Terra Trevor is the author of two memoirs, We Who Walk the Seven Ways (University of Nebraska Press), and Pushing up the Sky (KAAN: Korean Adoptee Adoptive Family Network). Her essays are widely published in anthologies, including Tending the Fire: Native Voices and Portraits (University of New Mexico Press), Children of the Dragonfly: Native American Voices on Child Custody and Education (The University of Arizona Press), The People Who Stayed: Southeastern Indian Writing After Removal (University of Oklahoma Press), Unpapered: Writers Consider Native American Identity and Cultural Belonging (University of Nebraska Press), and Mixed Roots: Writers on Multiracial Identity and Both/And Belonging, forthcoming from Beacon Press, Fall 2026.

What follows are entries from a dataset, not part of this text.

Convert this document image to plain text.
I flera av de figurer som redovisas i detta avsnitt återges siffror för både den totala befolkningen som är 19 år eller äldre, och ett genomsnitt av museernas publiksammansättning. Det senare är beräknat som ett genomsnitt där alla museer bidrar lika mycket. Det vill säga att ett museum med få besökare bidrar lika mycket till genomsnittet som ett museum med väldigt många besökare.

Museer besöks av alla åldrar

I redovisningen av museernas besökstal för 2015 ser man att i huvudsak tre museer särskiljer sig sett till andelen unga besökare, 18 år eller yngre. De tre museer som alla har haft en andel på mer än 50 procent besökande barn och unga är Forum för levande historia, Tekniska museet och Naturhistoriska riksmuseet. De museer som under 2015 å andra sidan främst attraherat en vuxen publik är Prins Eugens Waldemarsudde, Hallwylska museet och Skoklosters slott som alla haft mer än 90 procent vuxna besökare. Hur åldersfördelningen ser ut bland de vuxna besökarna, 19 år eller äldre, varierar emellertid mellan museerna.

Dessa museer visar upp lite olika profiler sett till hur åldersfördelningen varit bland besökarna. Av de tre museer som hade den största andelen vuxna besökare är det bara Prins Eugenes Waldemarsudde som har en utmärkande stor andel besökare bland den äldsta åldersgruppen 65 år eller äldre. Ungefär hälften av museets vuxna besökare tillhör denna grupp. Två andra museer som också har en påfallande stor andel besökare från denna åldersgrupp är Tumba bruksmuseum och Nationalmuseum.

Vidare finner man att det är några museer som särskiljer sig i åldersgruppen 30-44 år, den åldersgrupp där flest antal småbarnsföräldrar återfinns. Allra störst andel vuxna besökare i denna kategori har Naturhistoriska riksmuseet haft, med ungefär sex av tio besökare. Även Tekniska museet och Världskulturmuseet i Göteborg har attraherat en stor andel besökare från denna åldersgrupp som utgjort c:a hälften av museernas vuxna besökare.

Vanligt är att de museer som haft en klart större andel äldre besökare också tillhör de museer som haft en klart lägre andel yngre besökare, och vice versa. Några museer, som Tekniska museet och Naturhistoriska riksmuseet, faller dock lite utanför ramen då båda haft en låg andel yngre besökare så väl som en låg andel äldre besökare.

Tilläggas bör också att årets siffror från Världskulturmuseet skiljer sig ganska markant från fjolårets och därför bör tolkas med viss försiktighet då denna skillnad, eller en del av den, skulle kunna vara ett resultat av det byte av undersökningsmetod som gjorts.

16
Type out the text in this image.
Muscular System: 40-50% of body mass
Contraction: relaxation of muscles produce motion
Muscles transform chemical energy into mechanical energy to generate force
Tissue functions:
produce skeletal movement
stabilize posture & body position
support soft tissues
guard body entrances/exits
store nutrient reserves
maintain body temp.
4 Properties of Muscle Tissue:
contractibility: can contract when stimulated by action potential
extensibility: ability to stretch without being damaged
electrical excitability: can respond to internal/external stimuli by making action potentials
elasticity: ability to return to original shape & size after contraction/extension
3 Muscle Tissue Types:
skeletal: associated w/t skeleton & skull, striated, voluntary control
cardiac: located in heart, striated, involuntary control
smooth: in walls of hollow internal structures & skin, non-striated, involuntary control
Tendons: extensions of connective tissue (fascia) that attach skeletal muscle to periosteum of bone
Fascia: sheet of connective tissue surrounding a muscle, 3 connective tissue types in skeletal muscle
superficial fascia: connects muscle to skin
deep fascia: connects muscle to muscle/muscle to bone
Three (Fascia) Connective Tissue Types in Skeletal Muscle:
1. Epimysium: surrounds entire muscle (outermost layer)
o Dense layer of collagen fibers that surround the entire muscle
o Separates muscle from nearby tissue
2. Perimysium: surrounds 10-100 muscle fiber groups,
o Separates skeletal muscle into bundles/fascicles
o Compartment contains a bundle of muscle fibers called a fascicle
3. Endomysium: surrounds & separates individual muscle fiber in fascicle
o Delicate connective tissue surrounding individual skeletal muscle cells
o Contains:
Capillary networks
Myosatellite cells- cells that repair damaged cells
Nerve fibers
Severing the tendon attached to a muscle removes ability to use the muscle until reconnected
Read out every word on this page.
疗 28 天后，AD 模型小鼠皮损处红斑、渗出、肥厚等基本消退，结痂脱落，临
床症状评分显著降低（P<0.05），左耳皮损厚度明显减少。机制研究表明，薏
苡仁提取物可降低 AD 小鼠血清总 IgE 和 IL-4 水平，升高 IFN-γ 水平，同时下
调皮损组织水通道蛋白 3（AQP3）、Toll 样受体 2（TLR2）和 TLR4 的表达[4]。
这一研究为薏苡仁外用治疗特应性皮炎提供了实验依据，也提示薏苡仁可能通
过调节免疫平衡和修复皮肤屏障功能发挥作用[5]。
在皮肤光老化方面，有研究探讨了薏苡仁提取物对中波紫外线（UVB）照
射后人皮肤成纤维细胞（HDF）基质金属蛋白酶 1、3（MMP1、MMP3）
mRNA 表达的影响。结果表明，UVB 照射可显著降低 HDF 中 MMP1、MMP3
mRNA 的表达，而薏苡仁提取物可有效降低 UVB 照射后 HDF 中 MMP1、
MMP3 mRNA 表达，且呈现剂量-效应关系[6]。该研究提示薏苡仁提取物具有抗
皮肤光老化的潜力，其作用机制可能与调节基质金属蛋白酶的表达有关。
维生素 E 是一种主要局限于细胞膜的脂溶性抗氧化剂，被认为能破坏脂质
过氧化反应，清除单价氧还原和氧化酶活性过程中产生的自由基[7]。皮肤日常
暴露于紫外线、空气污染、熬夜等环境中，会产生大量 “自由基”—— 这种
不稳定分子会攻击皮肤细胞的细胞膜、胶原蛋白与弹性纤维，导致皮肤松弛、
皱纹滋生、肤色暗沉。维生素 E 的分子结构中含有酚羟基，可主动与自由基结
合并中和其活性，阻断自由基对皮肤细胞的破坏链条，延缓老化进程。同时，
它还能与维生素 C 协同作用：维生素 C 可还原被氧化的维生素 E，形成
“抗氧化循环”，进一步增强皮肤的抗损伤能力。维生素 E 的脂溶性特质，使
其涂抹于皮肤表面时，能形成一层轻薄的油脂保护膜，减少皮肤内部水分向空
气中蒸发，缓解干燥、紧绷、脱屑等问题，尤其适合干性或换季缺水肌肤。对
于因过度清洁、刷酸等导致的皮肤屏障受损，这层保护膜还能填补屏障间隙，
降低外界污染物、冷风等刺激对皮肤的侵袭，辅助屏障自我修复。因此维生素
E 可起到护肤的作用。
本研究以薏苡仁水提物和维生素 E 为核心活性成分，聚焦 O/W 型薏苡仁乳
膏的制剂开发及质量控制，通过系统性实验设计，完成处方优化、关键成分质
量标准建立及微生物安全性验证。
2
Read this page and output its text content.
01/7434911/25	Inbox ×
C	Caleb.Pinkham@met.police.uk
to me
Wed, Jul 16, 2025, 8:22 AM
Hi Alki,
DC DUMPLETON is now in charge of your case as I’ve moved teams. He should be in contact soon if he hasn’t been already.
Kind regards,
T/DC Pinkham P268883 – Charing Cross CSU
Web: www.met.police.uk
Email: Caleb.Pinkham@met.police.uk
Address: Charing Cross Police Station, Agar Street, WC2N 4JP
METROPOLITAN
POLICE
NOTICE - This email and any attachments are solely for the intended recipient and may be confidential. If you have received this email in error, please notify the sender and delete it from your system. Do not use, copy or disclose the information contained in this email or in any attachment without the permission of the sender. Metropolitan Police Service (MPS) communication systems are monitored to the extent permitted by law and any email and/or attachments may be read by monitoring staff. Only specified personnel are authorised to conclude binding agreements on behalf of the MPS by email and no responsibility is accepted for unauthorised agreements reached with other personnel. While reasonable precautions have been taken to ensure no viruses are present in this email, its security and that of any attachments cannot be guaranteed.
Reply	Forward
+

Terra is the granddaughter of Oklahoma sharecroppers. She was born in the early 1950s and was raised in a large extended family rich with banjo music and storytelling. She came of age in Southeast Los Angeles with roots in Compton, California where her life was divided between the city and the Sierra Nevada and San Bernardino Mountains. Of Cherokee, Lenape, Seneca and German descent, her stories steeped in themes of home, place and belonging, her identity as a mixed-blood, and her connection to the landscape.
She lives with her family on the Northern California Coast, based between the ocean and redwoods.